Maury Mattingley
- Born: 22 October 1923 Totton, Hampshire, England
- Died: 8 November 2007 (aged 84) Southampton, England
- Nationality: British (English)

Career history
- 1952–1957: Southampton Saints
- 1958–1961: Coventry Bees
- 1961–1962: Plymouth Bulldogs
- 1963: Wolverhampton Wolves
- 1964–1967: Glasgow Tigers
- 1968: Poole Pirates

Individual honours
- 1963: Scottish Open

Team honours
- 1963: League champion (tier 2)
- 1956: National Trophy (tier 2)
- 1960: Midland Cup

= Maury Mattingley =

British motorcycle speedway rider

Maurice William Mattingley (22 October 1923 – 8 November 2007) was a motorcycle speedway rider from England.

== Biography==
Mattingley, born in Totton, Hampshire, began his British leagues career riding for Southampton Saints during the 1952 Speedway Southern League season and he became an instant success with the team. He was an integral part of the Southampton team over the next six years and helped them win the 1956 division two National Trophy.

In 1958, Mattingley left Southampton to join the Coventry Bees and won the Midland Cup with them in 1960. After four years at Coventry, he joined Plymouth Bulldogs in 1961 and posted an impressive 9.38 average.
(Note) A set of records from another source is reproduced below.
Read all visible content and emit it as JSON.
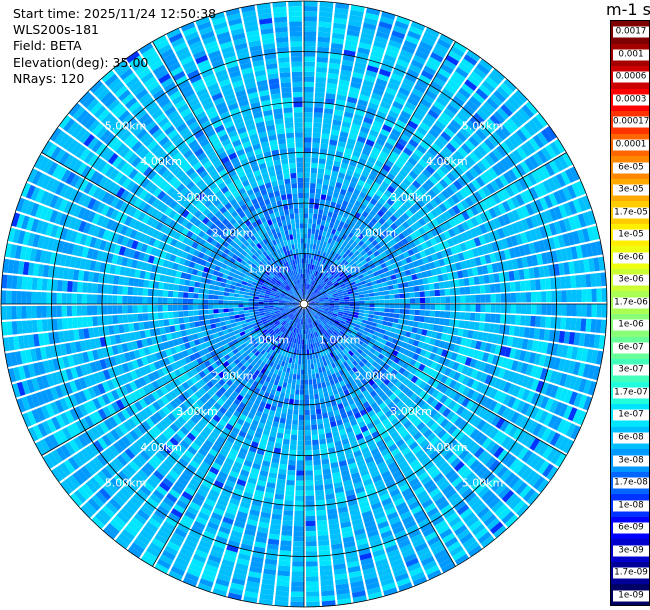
{
  "info": {
    "start_time": "Start time: 2025/11/24 12:50:38",
    "instrument": "WLS200s-181",
    "field": "Field: BETA",
    "elevation": "Elevation(deg): 35.00",
    "nrays": "NRays: 120"
  },
  "colorbar": {
    "unit_title": "m-1 sr-1",
    "labels": [
      "0.0017",
      "0.001",
      "0.0006",
      "0.0003",
      "0.00017",
      "0.0001",
      "6e-05",
      "3e-05",
      "1.7e-05",
      "1e-05",
      "6e-06",
      "3e-06",
      "1.7e-06",
      "1e-06",
      "6e-07",
      "3e-07",
      "1.7e-07",
      "1e-07",
      "6e-08",
      "3e-08",
      "1.7e-08",
      "1e-08",
      "6e-09",
      "3e-09",
      "1.7e-09",
      "1e-09"
    ],
    "colors": [
      "#7f0000",
      "#a50000",
      "#cc0000",
      "#ff0000",
      "#ff3300",
      "#ff6600",
      "#ff8800",
      "#ffaa00",
      "#ffcc00",
      "#ffee00",
      "#eeff11",
      "#ccff33",
      "#aaff55",
      "#88ff77",
      "#66ff99",
      "#44ffbb",
      "#22ffdd",
      "#00e5ff",
      "#00bfff",
      "#0099ff",
      "#0066ff",
      "#0033ff",
      "#0000ff",
      "#0000cc",
      "#000099",
      "#000066"
    ]
  },
  "chart_data": {
    "type": "heatmap",
    "title": "",
    "field": "BETA",
    "unit": "m-1 sr-1",
    "n_rays": 120,
    "elevation_deg": 35.0,
    "range_rings_km": [
      1.0,
      2.0,
      3.0,
      4.0,
      5.0
    ],
    "ring_labels": [
      "1.00km",
      "2.00km",
      "3.00km",
      "4.00km",
      "5.00km"
    ],
    "max_range_km": 6.0,
    "azimuth_spokes_deg": [
      0,
      30,
      60,
      90,
      120,
      150,
      180,
      210,
      240,
      270,
      300,
      330
    ],
    "value_range": [
      1e-09,
      0.0017
    ],
    "scale": "log",
    "dominant_value_range_by_range_km": [
      {
        "range_km": [
          0.0,
          1.0
        ],
        "beta": [
          1e-08,
          3e-08
        ]
      },
      {
        "range_km": [
          1.0,
          2.5
        ],
        "beta": [
          1.7e-08,
          6e-08
        ]
      },
      {
        "range_km": [
          2.5,
          6.0
        ],
        "beta": [
          3e-08,
          1e-07
        ]
      }
    ]
  }
}
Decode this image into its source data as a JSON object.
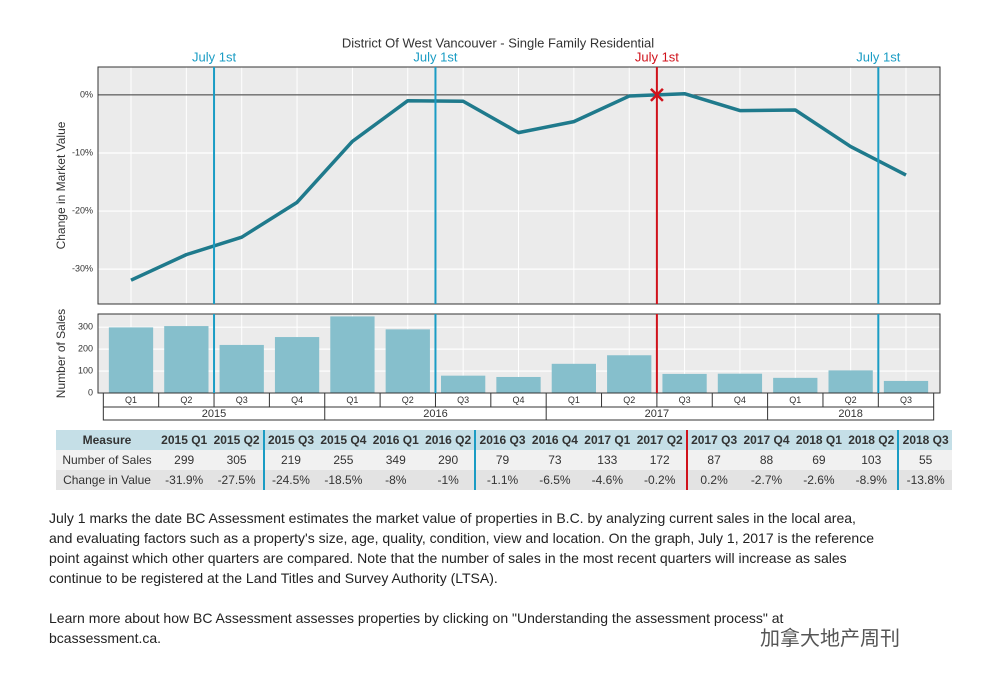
{
  "chart_data": [
    {
      "type": "line",
      "title": "District Of West Vancouver - Single Family Residential",
      "y_label": "Change in Market Value",
      "values": [
        -31.9,
        -27.5,
        -24.5,
        -18.5,
        -8,
        -1,
        -1.1,
        -6.5,
        -4.6,
        -0.2,
        0.2,
        -2.7,
        -2.6,
        -8.9,
        -13.8
      ],
      "color": "#1f7a8c",
      "ylim": [
        -36,
        4.8
      ],
      "yticks": [
        {
          "value": 0,
          "label": "0%"
        },
        {
          "value": -10,
          "label": "-10%"
        },
        {
          "value": -20,
          "label": "-20%"
        },
        {
          "value": -30,
          "label": "-30%"
        }
      ],
      "reference_line": 0,
      "grid": true,
      "markers": [
        {
          "label": "July 1st",
          "after": {
            "year": "2015",
            "quarter": "Q2"
          },
          "color": "#1a9cc4"
        },
        {
          "label": "July 1st",
          "after": {
            "year": "2016",
            "quarter": "Q2"
          },
          "color": "#1a9cc4"
        },
        {
          "label": "July 1st",
          "after": {
            "year": "2017",
            "quarter": "Q2"
          },
          "color": "#d0121b",
          "highlight": true
        },
        {
          "label": "July 1st",
          "after": {
            "year": "2018",
            "quarter": "Q2"
          },
          "color": "#1a9cc4"
        }
      ]
    },
    {
      "type": "bar",
      "y_label": "Number of Sales",
      "year_groups": [
        {
          "label": "2015",
          "categories": [
            "Q1",
            "Q2",
            "Q3",
            "Q4"
          ]
        },
        {
          "label": "2016",
          "categories": [
            "Q1",
            "Q2",
            "Q3",
            "Q4"
          ]
        },
        {
          "label": "2017",
          "categories": [
            "Q1",
            "Q2",
            "Q3",
            "Q4"
          ]
        },
        {
          "label": "2018",
          "categories": [
            "Q1",
            "Q2",
            "Q3"
          ]
        }
      ],
      "values": [
        299,
        305,
        219,
        255,
        349,
        290,
        79,
        73,
        133,
        172,
        87,
        88,
        69,
        103,
        55
      ],
      "color": "#86bfcc",
      "ylim": [
        0,
        360
      ],
      "yticks": [
        0,
        100,
        200,
        300
      ],
      "grid": true
    }
  ],
  "table": {
    "header": [
      "Measure",
      "2015 Q1",
      "2015 Q2",
      "2015 Q3",
      "2015 Q4",
      "2016 Q1",
      "2016 Q2",
      "2016 Q3",
      "2016 Q4",
      "2017 Q1",
      "2017 Q2",
      "2017 Q3",
      "2017 Q4",
      "2018 Q1",
      "2018 Q2",
      "2018 Q3"
    ],
    "rows": [
      [
        "Number of Sales",
        "299",
        "305",
        "219",
        "255",
        "349",
        "290",
        "79",
        "73",
        "133",
        "172",
        "87",
        "88",
        "69",
        "103",
        "55"
      ],
      [
        "Change in Value",
        "-31.9%",
        "-27.5%",
        "-24.5%",
        "-18.5%",
        "-8%",
        "-1%",
        "-1.1%",
        "-6.5%",
        "-4.6%",
        "-0.2%",
        "0.2%",
        "-2.7%",
        "-2.6%",
        "-8.9%",
        "-13.8%"
      ]
    ]
  },
  "notes": [
    "July 1 marks the date BC Assessment estimates the market value of properties in B.C. by analyzing current sales in the local area, and evaluating factors such as a property's size, age, quality, condition, view and location. On the graph, July 1, 2017 is the reference point against which other quarters are compared. Note that the number of sales in the most recent quarters will increase as sales continue to be registered at the Land Titles and Survey Authority (LTSA).",
    "Learn more about how BC Assessment assesses properties by clicking on \"Understanding the assessment process\" at bcassessment.ca."
  ],
  "watermark": "加拿大地产周刊"
}
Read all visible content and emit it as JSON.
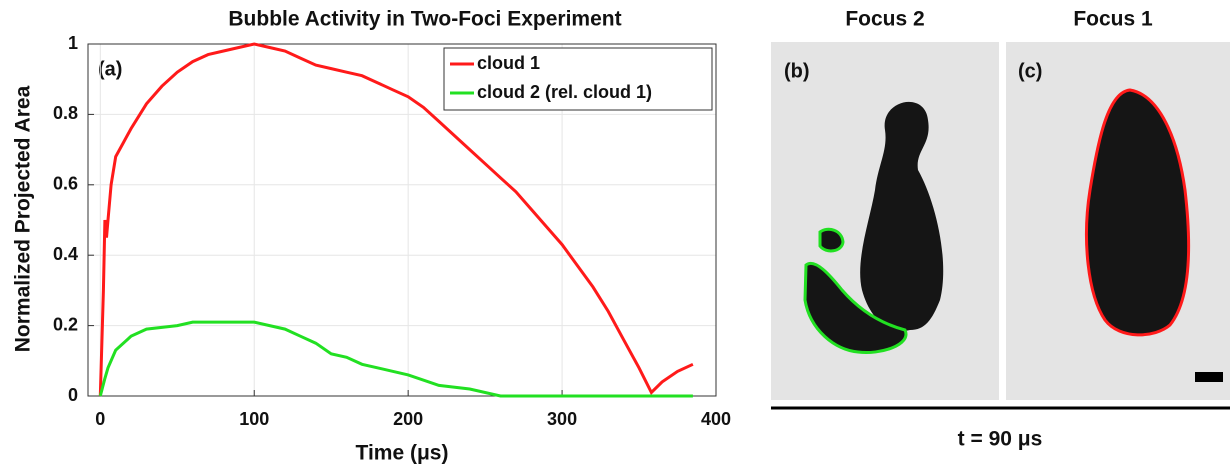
{
  "chart_data": {
    "type": "line",
    "title": "Bubble Activity in Two-Foci Experiment",
    "xlabel": "Time (μs)",
    "ylabel": "Normalized Projected Area",
    "annotations": [
      "(a)"
    ],
    "xlim": [
      -8,
      400
    ],
    "ylim": [
      0,
      1
    ],
    "xticks": [
      0,
      100,
      200,
      300,
      400
    ],
    "yticks": [
      0,
      0.2,
      0.4,
      0.6,
      0.8,
      1
    ],
    "grid": true,
    "legend": "upper right",
    "series": [
      {
        "name": "cloud 1",
        "color": "#ff1a1a",
        "x": [
          0,
          2,
          3,
          4,
          5,
          7,
          10,
          15,
          20,
          30,
          40,
          50,
          60,
          70,
          80,
          90,
          100,
          110,
          120,
          130,
          140,
          150,
          160,
          170,
          180,
          190,
          200,
          210,
          220,
          230,
          240,
          250,
          260,
          270,
          280,
          290,
          300,
          310,
          320,
          330,
          340,
          350,
          358,
          365,
          375,
          385
        ],
        "values": [
          0,
          0.3,
          0.5,
          0.45,
          0.5,
          0.6,
          0.68,
          0.72,
          0.76,
          0.83,
          0.88,
          0.92,
          0.95,
          0.97,
          0.98,
          0.99,
          1.0,
          0.99,
          0.98,
          0.96,
          0.94,
          0.93,
          0.92,
          0.91,
          0.89,
          0.87,
          0.85,
          0.82,
          0.78,
          0.74,
          0.7,
          0.66,
          0.62,
          0.58,
          0.53,
          0.48,
          0.43,
          0.37,
          0.31,
          0.24,
          0.16,
          0.08,
          0.01,
          0.04,
          0.07,
          0.09
        ]
      },
      {
        "name": "cloud 2 (rel. cloud 1)",
        "color": "#22e022",
        "x": [
          0,
          3,
          5,
          10,
          20,
          30,
          50,
          60,
          80,
          100,
          110,
          120,
          130,
          140,
          150,
          160,
          170,
          180,
          200,
          220,
          240,
          260,
          300,
          385
        ],
        "values": [
          0,
          0.05,
          0.08,
          0.13,
          0.17,
          0.19,
          0.2,
          0.21,
          0.21,
          0.21,
          0.2,
          0.19,
          0.17,
          0.15,
          0.12,
          0.11,
          0.09,
          0.08,
          0.06,
          0.03,
          0.02,
          0,
          0,
          0
        ]
      }
    ]
  },
  "panels": [
    {
      "title": "Focus 2",
      "label": "(b)"
    },
    {
      "title": "Focus 1",
      "label": "(c)"
    }
  ],
  "caption": "t = 90 μs"
}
In 1963, Mattingley joined Wolverhampton Wolves and the year turned out to be arguably his best, when he won the league title with the team, won the prestigious Scottish Open Championship and performed well in the British round of the 1963 Individual Speedway World Championship. Despite the success that he achieved in 1963, he teamed up with the Glasgow Tigers in 1964 and spent four years with the Scottish club and became their team captain. Remarkably for the era, he commuted by air from Southampton to Glasgow for matches.

Mattingley continued to run his engineering business in Southampton and returned south to race for one final season in 1968 with the Poole Pirates.